These statistics are called not only by the statistics page but also by a number of variables in Parser Extensions, which could be added to many posts. Again this is only a "could be".
Despite any report overhead vs. distributed overhead argument, considering the method that is currently used to gather this information, there is a higher likelihood of bad things with 4 almost-table-scans than by adding a single update query when an article is edited.
A similar argument was made for this issue in the past:
http://www.crackedeggstudios.com/issues/702/
But from a scalability standpoint, it would seem that the larger a wiki grows, the more stressful these particular functions become on the server, especially once we begin to process several thousand rows of information several times over on a single page load. Compared to the 1 row that would need to be maintained (with simple +/-1 changes), the trade-off seems worth it in the long run.

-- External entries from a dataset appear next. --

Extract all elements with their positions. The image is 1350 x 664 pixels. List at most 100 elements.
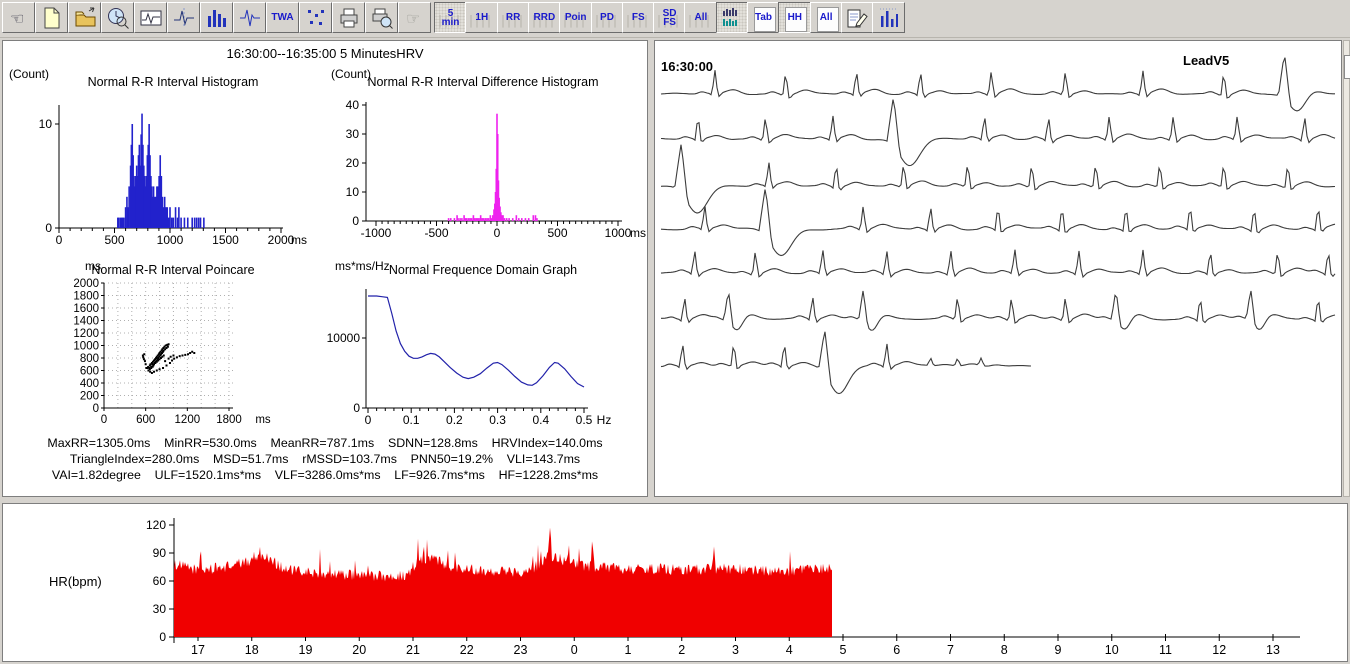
svg-text:0: 0: [494, 226, 501, 240]
svg-text:0: 0: [365, 413, 372, 427]
svg-text:17: 17: [191, 643, 205, 657]
toolbar-button-ecg-strip-icon[interactable]: [134, 2, 167, 33]
svg-text:1000: 1000: [605, 226, 632, 240]
ecg-strip-icon: [140, 10, 161, 25]
freq-domain-title: Normal Frequence Domain Graph: [388, 263, 578, 277]
toolbar-button-print-icon[interactable]: [332, 2, 365, 33]
svg-text:21: 21: [406, 643, 420, 657]
svg-text:12: 12: [1212, 643, 1226, 657]
toolbar-button-open-file-icon[interactable]: [68, 2, 101, 33]
frequency-domain-chart: 0 0.1 0.2 0.3 0.4 0.5 Hz 0 10000: [327, 289, 611, 427]
svg-text:5: 5: [840, 643, 847, 657]
svg-text:0: 0: [56, 233, 63, 247]
svg-text:23: 23: [514, 643, 528, 657]
toolbar-button-select-hand-icon[interactable]: ☜: [2, 2, 35, 33]
svg-text:0: 0: [159, 630, 166, 644]
svg-text:60: 60: [153, 574, 167, 588]
svg-text:0: 0: [352, 214, 359, 228]
svg-text:800: 800: [80, 353, 99, 365]
svg-text:10: 10: [39, 117, 53, 131]
toolbar-button-new-file-icon[interactable]: [35, 2, 68, 33]
svg-text:11: 11: [1159, 643, 1172, 657]
button-label: RR: [505, 12, 521, 23]
report-edit-icon: [847, 9, 869, 27]
button-label: 5 min: [441, 7, 460, 28]
poincare-chart: 20001800160014001200100080060040020000 60…: [73, 278, 271, 426]
beat-template-icon: [173, 7, 194, 28]
ecg-traces: [660, 57, 1336, 395]
toolbar-button-print-preview-icon[interactable]: [365, 2, 398, 33]
svg-text:1000: 1000: [73, 341, 99, 353]
button-label: Poin: [564, 12, 587, 23]
rr-diff-histogram-title: Normal R-R Interval Difference Histogram: [367, 75, 599, 89]
svg-text:1800: 1800: [216, 414, 242, 426]
svg-text:3: 3: [732, 643, 739, 657]
svg-text:0: 0: [93, 403, 99, 415]
svg-text:0: 0: [45, 221, 52, 235]
svg-text:8: 8: [1001, 643, 1008, 657]
view-button-pd[interactable]: PD: [590, 2, 624, 33]
svg-text:ms: ms: [291, 233, 307, 247]
view-button-tab[interactable]: Tab: [747, 2, 780, 33]
view-button-rr[interactable]: RR: [496, 2, 530, 33]
toolbar-button-beat-template-icon[interactable]: [167, 2, 200, 33]
svg-text:0: 0: [101, 414, 107, 426]
histogram-icon: [207, 9, 226, 27]
toolbar-button-hand-disabled-icon[interactable]: ☞: [398, 2, 431, 33]
view-button-all[interactable]: All: [684, 2, 718, 33]
view-button-poin[interactable]: Poin: [559, 2, 593, 33]
toolbar-button-twa[interactable]: TWA: [266, 2, 299, 33]
svg-text:1500: 1500: [212, 233, 239, 247]
svg-text:0: 0: [353, 401, 360, 415]
svg-text:500: 500: [547, 226, 567, 240]
svg-text:ms: ms: [630, 226, 646, 240]
view-button-rrd[interactable]: RRD: [527, 2, 561, 33]
toolbar-button-clock-search-icon[interactable]: [101, 2, 134, 33]
ecg-waveform-panel: 16:30:00 LeadV5: [654, 40, 1342, 497]
hrv-header: 16:30:00--16:35:00 5 MinutesHRV: [226, 46, 424, 61]
ecg-scrollbar[interactable]: [1343, 40, 1350, 497]
button-label: 1H: [475, 12, 489, 23]
view-button-sdfs[interactable]: SD FS: [653, 2, 687, 33]
view-button-5min[interactable]: 5 min: [434, 2, 467, 33]
svg-text:☞: ☞: [406, 11, 420, 28]
svg-text:400: 400: [80, 378, 99, 390]
toolbar-button-histogram-icon[interactable]: [200, 2, 233, 33]
button-label: RRD: [533, 12, 556, 23]
svg-text:1600: 1600: [73, 303, 99, 315]
button-label: PD: [600, 12, 614, 23]
toolbar-button-poincare-icon[interactable]: [299, 2, 332, 33]
hr-trend-panel: HR(bpm) 0 30 60 90 120 17 18 19 20 21 22 23 0 1 2 3 4 5 6 7…: [2, 503, 1348, 662]
stats-row-3: VAI=1.82degree ULF=1520.1ms*ms VLF=3286.…: [51, 468, 599, 482]
view-button-fs[interactable]: FS: [621, 2, 655, 33]
hand-disabled-icon: ☞: [406, 11, 420, 28]
svg-text:500: 500: [104, 233, 124, 247]
toolbar-button-qrs-wave-icon[interactable]: [233, 2, 266, 33]
svg-text:90: 90: [153, 546, 167, 560]
button-label: All: [694, 12, 708, 23]
svg-text:20: 20: [346, 156, 360, 170]
toolbar: ☜ TWA ☞ 5 min 1H RR RRD Poin PD FS SD FS All Tab HH Al…: [0, 0, 1350, 38]
svg-text:0.3: 0.3: [489, 413, 506, 427]
rr-histogram-ylabel: (Count): [9, 67, 50, 81]
svg-text:4: 4: [786, 643, 793, 657]
new-file-icon: [44, 7, 59, 28]
svg-text:0: 0: [571, 643, 578, 657]
svg-text:-500: -500: [424, 226, 448, 240]
svg-text:0.5: 0.5: [576, 413, 593, 427]
view-button-report-edit-icon[interactable]: [840, 2, 874, 33]
trend-bars-icon: [879, 8, 898, 27]
view-button-trend-bars-icon[interactable]: [872, 2, 906, 33]
svg-text:10: 10: [346, 185, 360, 199]
view-button-all[interactable]: All: [809, 2, 843, 33]
ecg-scrollbar-thumb[interactable]: [1344, 55, 1350, 79]
svg-text:20: 20: [352, 643, 366, 657]
open-file-icon: [75, 7, 95, 26]
hr-trend-chart: 030609012017 18 19 20 21 22 23 0 1 2 3 4 5 6 7 8 9 10 11 12…: [146, 518, 1300, 657]
view-button-teal-histogram-icon[interactable]: [715, 2, 749, 33]
view-button-hh[interactable]: HH: [778, 2, 812, 33]
svg-text:600: 600: [80, 366, 99, 378]
rr-interval-difference-histogram-chart: -1000 -500 0 500 1000ms 0 10 20 30 40: [346, 98, 646, 240]
view-button-1h[interactable]: 1H: [465, 2, 499, 33]
svg-text:1200: 1200: [175, 414, 201, 426]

This query, in particular, troubles me:
Code:
SELECT COUNT(revisionid) AS revision_count
FROM " . TABLE_PREFIX . "vault_revision
As that table grows exponentially with every wiki article, the query will become much worse. Even more troubling is this new code which has yet to be seen by public eyes, which was added to reduce the memory footprint of VaultWiki dramatically, in this case doubles it:
Code:
$nsarray = $vault->fetch_article('stats', $nsid, LANGUAGEID, 'dump');
This returns the ID of every article in the wiki, which is then used to count thousands of records multiple times.
However, it's also possible to do this without the added footprint simply by changing the key that we use. Rather than fetching the article list for each namespace and counting the records, we can fetch the already-statistics fields for the forum cache, and reconstruct the namespace from that data only.
This approach saved SECONDS of generation time, because about 10 fewer queries were used, 3000 fewer items were saved to memory, and 1000 fewer loop iterations were performed. For the queries, more generic indexes were used (50 possibles on another key rather than 1000 possibles against a primary key), resulting in lower seek times per item (at least that's my understanding - that the first 999 items would be discovered faster because the criteria are laxer).
After all of this, Statistics performance was improved, just not in the way put forth in the first post. For now (until we hear that someone's server complained about the queries), this should suffice.